Mosticare Editorial5 sept. 20265 min de lecture

Une intelligence artificielle a traduit cet article depuis l'original anglais.

Cozy bedroom with a mosquito net
Shot by Mick Kirchman

Apprenez comment fonctionnent les moustiquaires imprégnées d'insecticide, ce que signifie la résistance aux pyréthrinoïdes pour le contrôle du paludisme et comment les nouvelles moustiquaires à double ingrédient aident à restaurer la protection.

Comprendre les moustiquaires imprégnées d'insecticide

Les moustiquaires imprégnées d'insecticide sont un outil essentiel dans la lutte contre le paludisme. Elles protègent de deux manières: elles constituent une barrière physique qui empêche les moustiques de piquer, et elles libèrent un insecticide qui tue ou repousse les moustiques. L'Organisation mondiale de la Santé décrit ces moustiquaires comme une intervention essentielle, au même titre que la pulvérisation intradomiciliaire à effet rémanent, et affirme qu'elles sont très efficaces pour prévenir l'infection et réduire la transmission. Lorsqu'un moustique se pose sur la moustiquaire, il absorbe une dose létale d'insecticide. Cela protège non seulement la personne qui dort sous la moustiquaire, mais aussi la communauté dans son ensemble. Les moustiques qui entrent en contact avec la moustiquaire ont moins de chances de survivre assez longtemps pour transmettre le paludisme. L'imprégnation des moustiquaires avec un insecticide les rend beaucoup plus protectrices que les moustiquaires non traitées.
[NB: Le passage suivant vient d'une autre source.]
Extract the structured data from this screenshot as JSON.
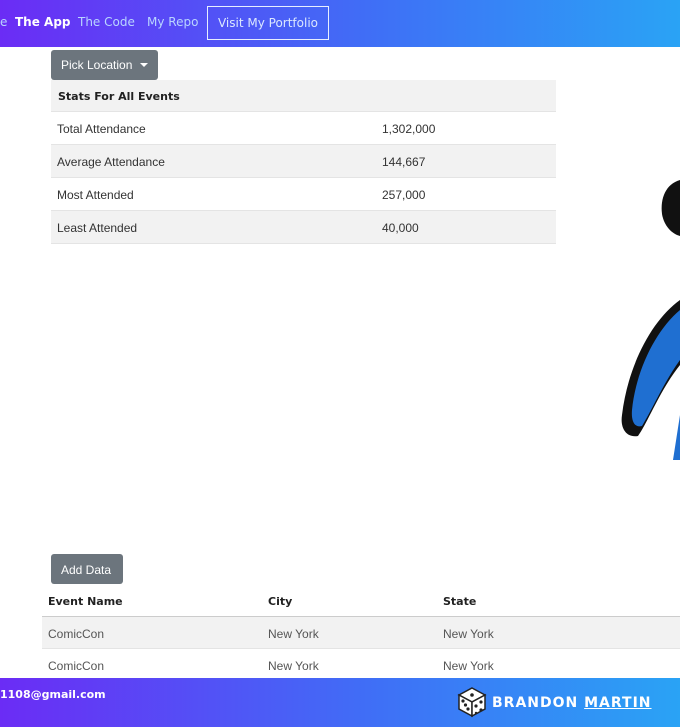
{
  "navbar": {
    "links": [
      {
        "label": "e"
      },
      {
        "label": "The App"
      },
      {
        "label": "The Code"
      },
      {
        "label": "My Repo"
      }
    ],
    "portfolio_label": "Visit My Portfolio"
  },
  "controls": {
    "pick_location_label": "Pick Location",
    "add_data_label": "Add Data"
  },
  "stats": {
    "header": "Stats For All Events",
    "rows": [
      {
        "label": "Total Attendance",
        "value": "1,302,000"
      },
      {
        "label": "Average Attendance",
        "value": "144,667"
      },
      {
        "label": "Most Attended",
        "value": "257,000"
      },
      {
        "label": "Least Attended",
        "value": "40,000"
      }
    ]
  },
  "events": {
    "columns": [
      "Event Name",
      "City",
      "State"
    ],
    "rows": [
      {
        "event": "ComicCon",
        "city": "New York",
        "state": "New York"
      },
      {
        "event": "ComicCon",
        "city": "New York",
        "state": "New York"
      }
    ]
  },
  "footer": {
    "email": "1108@gmail.com",
    "brand_first": "BRANDON",
    "brand_last": "MARTIN"
  },
  "colors": {
    "nav_gradient_start": "#6b2cf5",
    "nav_gradient_end": "#2aa3f5",
    "button_gray": "#6c757d",
    "table_stripe": "#f2f2f2",
    "graphic_blue": "#1f6fd1"
  }
}
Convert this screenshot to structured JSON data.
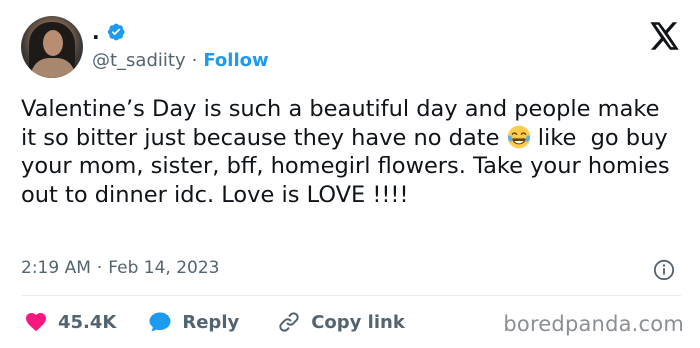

Elles ont été distribuées à grande échelle, avec plus de deux milliards de moustiquaires livrées depuis 2005, selon des estimations citées par l'OMS.

Le rôle des pyréthrinoïdes dans les moustiquaires

Pendant des décennies, la plupart des moustiquaires imprégnées ont utilisé une classe de produits chimiques appelés pyréthrinoïdes. Ils sont appréciés car ils sont sans danger pour l'homme et très efficaces contre les moustiques. Cependant, des années d'utilisation généralisée ont conduit à l'évolution d'une résistance aux pyréthrinoïdes dans certaines populations de moustiques. La résistance signifie qu'un moustique peut survivre à l'exposition à l'insecticide, de sorte que la moustiquaire ne le tue plus. Cela réduit l'effet protecteur de la moustiquaire, tant pour l'individu que pour la communauté. Une étude de 2016 publiée dans eLife a montré que lorsque la résistance aux pyréthrinoïdes augmente, les moustiques sont moins susceptibles d'être dissuadés d'entrer dans une case avec une moustiquaire, et que le lavage érode plus rapidement l'efficacité lorsque la résistance est élevée. Même de faibles niveaux de résistance peuvent augmenter l'incidence du paludisme en réduisant la mortalité des moustiques et la protection communautaire. Les auteurs ont prédit que dans un contexte avec une prévalence de 10 pour cent de lames positives, une résistance de 30 pour cent ajouterait des centaines de cas par mille personnes chaque année.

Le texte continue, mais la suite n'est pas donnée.